In her largest UK exhibition to date, Hastings-based artist Jennifer Baird explores her journey from remote Caribbean rainforest to East Sussex coastal town.
More than thirty years living in Trinidad and Tobago has had a huge influence on the work of painter Jennifer Baird, particularly as she spent the last 16 years of her time there as a recluse in the remote rainforest, living simply, painting prolifically, and immersing herself in her meditation practices. For the last five years Jennifer has made her home in Hastings, East Sussex, and is still very much in the process of integrating the decades of living, painting and exhibiting in Trinidad and Tobago. Her work and outlook is truly international.
Jennifer Baird’s largest UK exhibition to date, The Enchantment Aesthetic, at Hastings Arts Forum, May 15-28, consists of recent work completed since 2014, and is a rare chance to see such a large body of her work on public display.
Over the last 45 years Jennifer has produced a diverse array of works, ranging from the scenic and narrative to the mystical and visionary; developing varied styles and techniques along the way. The influence of many cultures, mythologies and metaphysical ideas can be seen weaving a continuum through her work.
Figurative works include On The Way To Jerwood Gallery a view from the West Hill over Hastings Old Town, alongside those more tropical in flavour, while many are abstract such as the multi-layered Deep Time series of paintings which depict vast time spans, as tectonic plates shift and flow over and under each other. Her paintings are technically intricate and complex, the 55 pieces in this exhibition representing many thousands of hours work.
Since her previous UK show in 2014, Jennifer has exhibited in San Francisco (2015) and Hungary (2016) with other international artists involved in the contemporary art movement, ‘Integral Art’. Through her alignment with this movement she questions and rebels against many of the fashions and taboos of the mainstream contemporary art world, particularly the absence of depth phenomenology and the spiritual in art.

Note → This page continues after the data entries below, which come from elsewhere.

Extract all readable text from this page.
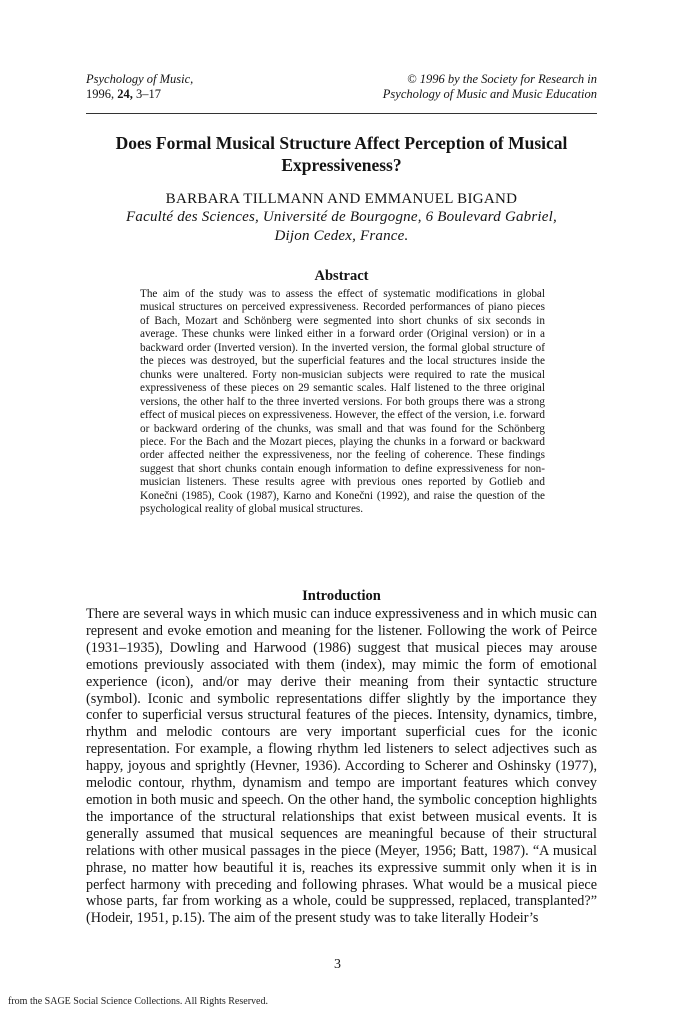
Psychology of Music,
1996, 24, 3–17
© 1996 by the Society for Research in
Psychology of Music and Music Education
Does Formal Musical Structure Affect Perception of Musical Expressiveness?
BARBARA TILLMANN AND EMMANUEL BIGAND
Faculté des Sciences, Université de Bourgogne, 6 Boulevard Gabriel,
Dijon Cedex, France.
Abstract
The aim of the study was to assess the effect of systematic modifications in global musical structures on perceived expressiveness. Recorded performances of piano pieces of Bach, Mozart and Schönberg were segmented into short chunks of six seconds in average. These chunks were linked either in a forward order (Original version) or in a backward order (Inverted version). In the inverted version, the formal global structure of the pieces was destroyed, but the superficial features and the local structures inside the chunks were unaltered. Forty non-musician subjects were required to rate the musical expressiveness of these pieces on 29 semantic scales. Half listened to the three original versions, the other half to the three inverted versions. For both groups there was a strong effect of musical pieces on expressiveness. However, the effect of the version, i.e. forward or backward ordering of the chunks, was small and that was found for the Schönberg piece. For the Bach and the Mozart pieces, playing the chunks in a forward or backward order affected neither the expressiveness, nor the feeling of coherence. These findings suggest that short chunks contain enough information to define expressiveness for non-musician listeners. These results agree with previous ones reported by Gotlieb and Konečni (1985), Cook (1987), Karno and Konečni (1992), and raise the question of the psychological reality of global musical structures.
Introduction
There are several ways in which music can induce expressiveness and in which music can represent and evoke emotion and meaning for the listener. Following the work of Peirce (1931–1935), Dowling and Harwood (1986) suggest that musical pieces may arouse emotions previously associated with them (index), may mimic the form of emotional experience (icon), and/or may derive their meaning from their syntactic structure (symbol). Iconic and symbolic representations differ slightly by the importance they confer to superficial versus structural features of the pieces. Intensity, dynamics, timbre, rhythm and melodic contours are very important superficial cues for the iconic representation. For example, a flowing rhythm led listeners to select adjectives such as happy, joyous and sprightly (Hevner, 1936). According to Scherer and Oshinsky (1977), melodic contour, rhythm, dynamism and tempo are important features which convey emotion in both music and speech. On the other hand, the symbolic conception highlights the importance of the structural relationships that exist between musical events. It is generally assumed that musical sequences are meaningful because of their structural relations with other musical passages in the piece (Meyer, 1956; Batt, 1987). “A musical phrase, no matter how beautiful it is, reaches its expressive summit only when it is in perfect harmony with preceding and following phrases. What would be a musical piece whose parts, far from working as a whole, could be suppressed, replaced, transplanted?” (Hodeir, 1951, p.15). The aim of the present study was to take literally Hodeir’s
3
from the SAGE Social Science Collections. All Rights Reserved.
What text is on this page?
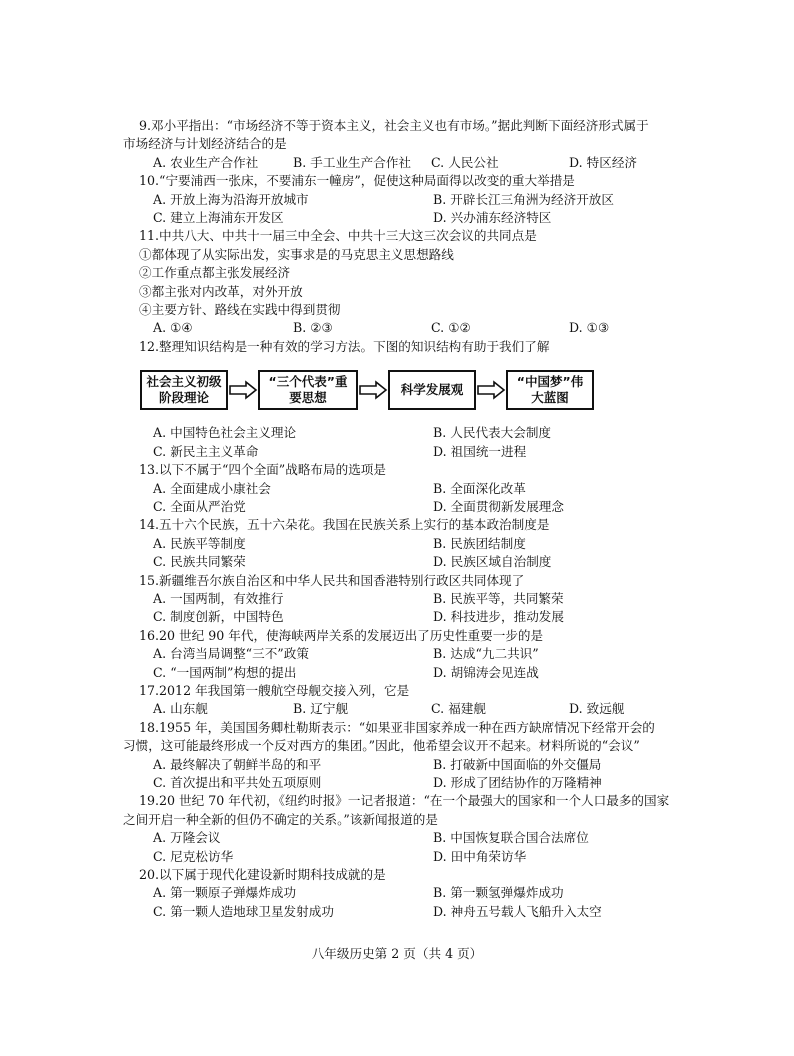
9.邓小平指出：“市场经济不等于资本主义，社会主义也有市场。”据此判断下面经济形式属于
市场经济与计划经济结合的是
A. 农业生产合作社	B. 手工业生产合作社	C. 人民公社	D. 特区经济
10.“宁要浦西一张床，不要浦东一幢房”，促使这种局面得以改变的重大举措是
A. 开放上海为沿海开放城市	B. 开辟长江三角洲为经济开放区
C. 建立上海浦东开发区	D. 兴办浦东经济特区
11.中共八大、中共十一届三中全会、中共十三大这三次会议的共同点是
①都体现了从实际出发，实事求是的马克思主义思想路线
②工作重点都主张发展经济
③都主张对内改革，对外开放
④主要方针、路线在实践中得到贯彻
A. ①④	B. ②③	C. ①②	D. ①③
12.整理知识结构是一种有效的学习方法。下图的知识结构有助于我们了解
社会主义初级阶段理论
“三个代表”重要思想
科学发展观
“中国梦”伟大蓝图
A. 中国特色社会主义理论	B. 人民代表大会制度
C. 新民主主义革命	D. 祖国统一进程
13.以下不属于“四个全面”战略布局的选项是
A. 全面建成小康社会	B. 全面深化改革
C. 全面从严治党	D. 全面贯彻新发展理念
14.五十六个民族，五十六朵花。我国在民族关系上实行的基本政治制度是
A. 民族平等制度	B. 民族团结制度
C. 民族共同繁荣	D. 民族区域自治制度
15.新疆维吾尔族自治区和中华人民共和国香港特别行政区共同体现了
A. 一国两制，有效推行	B. 民族平等，共同繁荣
C. 制度创新，中国特色	D. 科技进步，推动发展
16.20 世纪 90 年代，使海峡两岸关系的发展迈出了历史性重要一步的是
A. 台湾当局调整“三不”政策	B. 达成“九二共识”
C. “一国两制”构想的提出	D. 胡锦涛会见连战
17.2012 年我国第一艘航空母舰交接入列，它是
A. 山东舰	B. 辽宁舰	C. 福建舰	D. 致远舰
18.1955 年，美国国务卿杜勒斯表示：“如果亚非国家养成一种在西方缺席情况下经常开会的
习惯，这可能最终形成一个反对西方的集团。”因此，他希望会议开不起来。材料所说的“会议”
A. 最终解决了朝鲜半岛的和平	B. 打破新中国面临的外交僵局
C. 首次提出和平共处五项原则	D. 形成了团结协作的万隆精神
19.20 世纪 70 年代初，《纽约时报》一记者报道：“在一个最强大的国家和一个人口最多的国家
之间开启一种全新的但仍不确定的关系。”该新闻报道的是
A. 万隆会议	B. 中国恢复联合国合法席位
C. 尼克松访华	D. 田中角荣访华
20.以下属于现代化建设新时期科技成就的是
A. 第一颗原子弹爆炸成功	B. 第一颗氢弹爆炸成功
C. 第一颗人造地球卫星发射成功	D. 神舟五号载人飞船升入太空
八年级历史第 2 页（共 4 页）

Jennifer said: “I’ve painted since I could hold a brush in my hand and have always had a burning curiosity and thirst for knowledge, especially of that which seems mysterious – which has fed into the work I’ve produced. Everything gets woven in and over the years I’ve developed several styles and many techniques to best be able to create paintings from myriad sources of inspiration both external and internal. Some ideas come fully-formed in dreams or waking visions. Some are meticulously thought out and planned. Some develop slowly and organically and others spontaneously arise with no idea at all. There’s a common thread that runs through them all – from abstracts that portray concepts in cosmology or human development, through paintings that radiate the wild and mystical bliss of life in the rainforest to themes of the sacred land or beautiful views that move me. That thread is the strong yearning and striving I feel for aesthetic depth and value. What I’m interested in is transmitting a vibe that can enchant/ intrigue/ delight/ pierce/ catalyse.”